Many (if not all) of us are continuing to work in the world of web standards, but our work is now largely outside the umbrella of WaSP. If you are interested in continuing to work on web standards-related projects along with us, we humbly suggest you follow these projects:
- A List Apart – The magazine “for people who make websites” is run by WaSP founder Jeffrey Zeldman and is a consistent source of forward-thinking articles and tutorials.
- HTML5 Doctor – A solid resource and discussion forum on all things HTML5, brought to you by Bruce Lawson and his team.
- W3C Community Groups – If you have a passion for a specific web technology, you can help make it better by participating in one (or more) community groups. In particular, you might be interested in one of these: Core Mobile Web Platform, Responsive Images, Web Education, and Web Media Text Tracks.
- WebPlatform.org – A fantastic web standards resource, providing up-to-date documentation, Q&As, tutorials & more. Chris Mills, Doug Schepers, and a number of other standards advocates are involved in this project.
- Web Standards Sherpa – An educational resource founded by WaSP which continues to operate under the leadership of Chris Casciano, Virginia DeBolt, Aaron Gustafson, and Emily Lewis.

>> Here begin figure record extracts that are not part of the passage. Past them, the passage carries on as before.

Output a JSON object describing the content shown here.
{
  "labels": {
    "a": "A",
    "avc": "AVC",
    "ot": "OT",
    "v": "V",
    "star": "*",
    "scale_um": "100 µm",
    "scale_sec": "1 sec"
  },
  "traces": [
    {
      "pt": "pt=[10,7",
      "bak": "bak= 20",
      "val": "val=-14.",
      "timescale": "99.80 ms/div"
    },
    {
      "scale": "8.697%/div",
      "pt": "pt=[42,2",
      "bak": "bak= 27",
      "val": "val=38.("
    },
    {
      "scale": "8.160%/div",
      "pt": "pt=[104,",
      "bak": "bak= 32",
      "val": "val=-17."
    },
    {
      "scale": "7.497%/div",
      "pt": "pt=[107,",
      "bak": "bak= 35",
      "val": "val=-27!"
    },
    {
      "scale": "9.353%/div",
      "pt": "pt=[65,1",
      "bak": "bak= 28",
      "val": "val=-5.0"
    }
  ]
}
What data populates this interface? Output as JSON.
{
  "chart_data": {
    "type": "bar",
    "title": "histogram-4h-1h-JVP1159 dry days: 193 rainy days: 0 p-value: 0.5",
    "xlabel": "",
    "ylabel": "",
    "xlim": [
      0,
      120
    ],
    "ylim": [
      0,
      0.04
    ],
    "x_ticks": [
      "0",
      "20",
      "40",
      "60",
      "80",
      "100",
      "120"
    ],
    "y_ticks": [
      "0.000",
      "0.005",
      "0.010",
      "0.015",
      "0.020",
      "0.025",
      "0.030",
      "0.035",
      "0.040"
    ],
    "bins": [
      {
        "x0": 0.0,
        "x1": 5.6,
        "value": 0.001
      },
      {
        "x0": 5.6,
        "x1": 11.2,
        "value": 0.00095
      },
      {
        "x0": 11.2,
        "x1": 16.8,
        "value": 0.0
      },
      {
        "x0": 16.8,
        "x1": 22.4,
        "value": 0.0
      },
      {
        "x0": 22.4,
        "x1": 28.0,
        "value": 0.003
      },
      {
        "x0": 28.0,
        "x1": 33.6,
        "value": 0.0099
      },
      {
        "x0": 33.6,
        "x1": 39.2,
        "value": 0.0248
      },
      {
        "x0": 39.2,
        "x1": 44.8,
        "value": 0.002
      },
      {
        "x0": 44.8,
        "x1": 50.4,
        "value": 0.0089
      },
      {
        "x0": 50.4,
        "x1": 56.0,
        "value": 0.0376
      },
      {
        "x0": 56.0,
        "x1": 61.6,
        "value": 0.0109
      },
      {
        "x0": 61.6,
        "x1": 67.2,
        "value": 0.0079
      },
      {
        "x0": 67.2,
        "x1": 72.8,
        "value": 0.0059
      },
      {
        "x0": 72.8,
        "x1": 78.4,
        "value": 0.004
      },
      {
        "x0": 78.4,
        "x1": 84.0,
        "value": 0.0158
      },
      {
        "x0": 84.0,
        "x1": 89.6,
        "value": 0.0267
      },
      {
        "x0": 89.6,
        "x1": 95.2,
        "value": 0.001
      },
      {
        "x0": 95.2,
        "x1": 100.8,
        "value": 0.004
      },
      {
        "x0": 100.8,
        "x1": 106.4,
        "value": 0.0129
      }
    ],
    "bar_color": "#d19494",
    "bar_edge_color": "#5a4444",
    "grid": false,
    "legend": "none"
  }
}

- Web Standards + Small Business – An outreach project started by WaSP that educates small businesses about why they should care about web standards. This project is overseen by Aaron Gustafson.
The job’s not over, but instead of being the work of a small activist group, it’s a job for tens of thousands of developers who care about ensuring that the web remains a free, open, interoperable, and accessible competitor to native apps and closed eco-systems. It’s your job now, and we look forward to working with you, and wish you much success.
Nota bene: In the near future, we will be making a permanent, static archive of webstandards.org and some of our other resources like WaSP Interact to preserve them as a resource and to provide a record of our 15-year mission to improve the web.
Bruce Lawson and Steph Troeth contributed to this post.